Pamela Conrad was irked that landscape architects had been left out in the cold by the building sector’s movement to cut greenhouse gas emissions. So she took action and parlayed a $25,000 grant from the Landscape Architecture Foundation into a global initiative for her profession, called Climate Positive Design.
Conrad is now the voice of landscape architects in the conversation about climate action. And Climate Positive Design has become the go-to website for the first sites-specific low-carbon design tool: Pathfinder is free to use by all landscape architects.
“Now is the time to start interdisciplinary collaboration,” says Conrad, a principal of CMG Landscape Architecture. “Landscape architects can contribute to reducing carbon emissions in a meaningful way,” she adds.
And they are, more than ever, thanks to her campaign. A year after the initiative’s September 2019 launch, 1,006 individuals from 699 firms in 64 nations had committed to planting 777,657 trees. In a decade, Climate Positive Design figures that would sequester 1.6-million metric tons of CO2 beyond project emissions—equivalent to removing 313,282 cars from the road.
“Pamela wants to engage the entire landscape architecture community to address the issue of low-carbon design,” says Kristen DiStefano, an associate director at Atelier Ten, an environmental design and sustainability consultant that worked on Pathfinder. “Her initiative has huge potential.”
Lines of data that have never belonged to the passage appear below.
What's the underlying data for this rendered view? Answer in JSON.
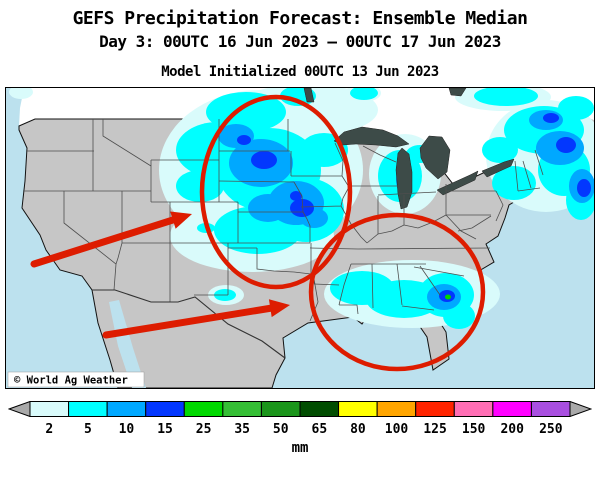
{
  "header": {
    "title": "GEFS Precipitation Forecast: Ensemble Median",
    "valid_line": "Day 3: 00UTC 16 Jun 2023 — 00UTC 17 Jun 2023",
    "init_line": "Model Initialized 00UTC 13 Jun 2023"
  },
  "map": {
    "watermark": "© World Ag Weather",
    "colors": {
      "ocean": "#BCE1EE",
      "canada_land": "#FFFFFF",
      "us_land": "#C6C6C6",
      "lakes": "#3D4B48",
      "state_border": "#4E4E4E",
      "coast_border": "#111111",
      "mexico_border": "#333333",
      "precip_2": "#D9FBFB",
      "precip_5": "#00FFFF",
      "precip_10": "#00A8FF",
      "precip_15": "#0337FE",
      "precip_25": "#00D800",
      "annotation_red": "#DD1C00",
      "watermark_bg": "#FFFFFF"
    }
  },
  "chart_data": {
    "type": "heatmap",
    "title": "GEFS Precipitation Forecast: Ensemble Median",
    "subtitle": "Day 3: 00UTC 16 Jun 2023 — 00UTC 17 Jun 2023",
    "annotation": "Model Initialized 00UTC 13 Jun 2023",
    "units": "mm",
    "legend_position": "bottom",
    "legend_ticks": [
      2,
      5,
      10,
      15,
      25,
      35,
      50,
      65,
      80,
      100,
      125,
      150,
      200,
      250
    ],
    "legend_colors": [
      "#D9FBFB",
      "#00FFFF",
      "#00A8FF",
      "#0337FE",
      "#00D800",
      "#35BE35",
      "#1B951B",
      "#014D01",
      "#FFFF00",
      "#FFA500",
      "#FF2400",
      "#FF6EB4",
      "#FF00FF",
      "#A94FE0"
    ],
    "regions": [
      {
        "area": "Northern Plains / Upper Midwest (MT, WY, ND, SD, NE, MN, IA, KS, CO)",
        "precip_mm": "2-25",
        "red_circle": true,
        "red_arrow": true
      },
      {
        "area": "Gulf Coast / Southeast (MS, AL, GA, SC, north FL)",
        "precip_mm": "2-25",
        "red_circle": true,
        "red_arrow": true
      },
      {
        "area": "Northeast (NY, New England, Mid-Atlantic)",
        "precip_mm": "2-25",
        "red_circle": false,
        "red_arrow": false
      },
      {
        "area": "Great Lakes / Wisconsin / Michigan",
        "precip_mm": "2-10",
        "red_circle": false,
        "red_arrow": false
      },
      {
        "area": "Western US, Texas, Ohio Valley, central FL",
        "precip_mm": "0",
        "red_circle": false,
        "red_arrow": false
      }
    ]
  },
  "colorbar": {
    "ticks": [
      "2",
      "5",
      "10",
      "15",
      "25",
      "35",
      "50",
      "65",
      "80",
      "100",
      "125",
      "150",
      "200",
      "250"
    ],
    "cell_colors": [
      "#D9FBFB",
      "#00FFFF",
      "#00A8FF",
      "#0337FE",
      "#00D800",
      "#35BE35",
      "#1B951B",
      "#014D01",
      "#FFFF00",
      "#FFA500",
      "#FF2400",
      "#FF6EB4",
      "#FF00FF",
      "#A94FE0"
    ],
    "end_color": "#A9A9A9",
    "unit_label": "mm"
  }
}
Landscape architecture has been called the decarbonizing design profession. Sites are the low-hanging fruit of decarbonization because plantings sequester CO2, offsetting the embodied carbon of plazas, streetscapes, parks, gardens, campuses and all other grounds. “Our projects could potentially sequester 1 gigaton of CO2 by 2050 beyond our emissions,” says Conrad.
The Climate Positive Design Challenge is intended to rally landscape architects to meet the ambitious 2050 goal. The challenge asks for commitments to design sites that eventually sequester more carbon than they embody. Suggested time frames “to positive” are five years for parks, residential, on-structure, mixed-use and campus developments and 20 years for new streetscapes and plazas.
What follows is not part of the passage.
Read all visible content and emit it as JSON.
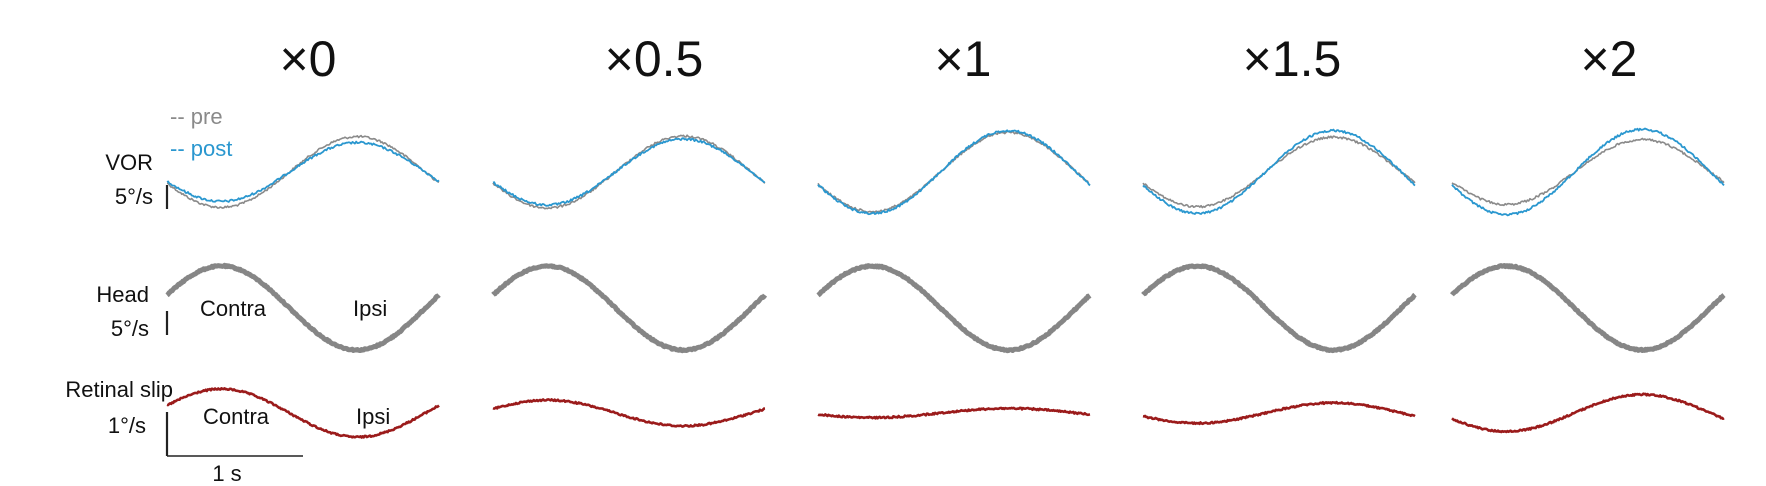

To help landscape architects achieve the targets on their projects, Conrad also sparked the creation of Pathfinder, the free digital design tool. “Pamela has created the first carbon calculator for our profession,” says landscape architect and educator Martha Schwartz, founding principal of Martha Schwartz Partners.
For use early in design, Pathfinder measures the embodied carbon of different site materials against the sequestered carbon of the plantings. “There was so much guidance and so many standards and metrics for buildings and very little for outside the buildings,” says Conrad.
Growing up working on her family’s farm in rural North Platte County, Mo., shaped Conrad’s appreciation of the land and the landscape. “It was an amazing opportunity to connect with the environment and understand and learn respect for the fragility of the land, plants and the life and death of animals,” she says.
Farm life also taught her a strong work ethic. Both her parents worked the farm and also had jobs off the farm. A summer job at a nursery, among other experiences, led Conrad to become a plant science major with an emphasis on landscape design at the University of Missouri, Columbia. In 2006, she got her master’s degree in landscape architecture at California Polytechnic Institute, Pomona.
Conrad landed at CMG in 2012, after a few jobs, including one that took her to Shanghai and opened her eyes to other cultures while building her experience in open-space public projects. She is especially interested in accessible, equitable and ecological waterfronts.
Conrad isn’t stopping with Climate Positive Design and Pathfinder, which continues to expand. She also is helping develop carbon pilot credits for landscapes for SITES and LEED certification.
Schwartz calls Conrad “amazing, approachable, down-to-earth, fun and focused on pressing her agenda forward.” She adds, “What she is doing is hard work, but she’s really started something.”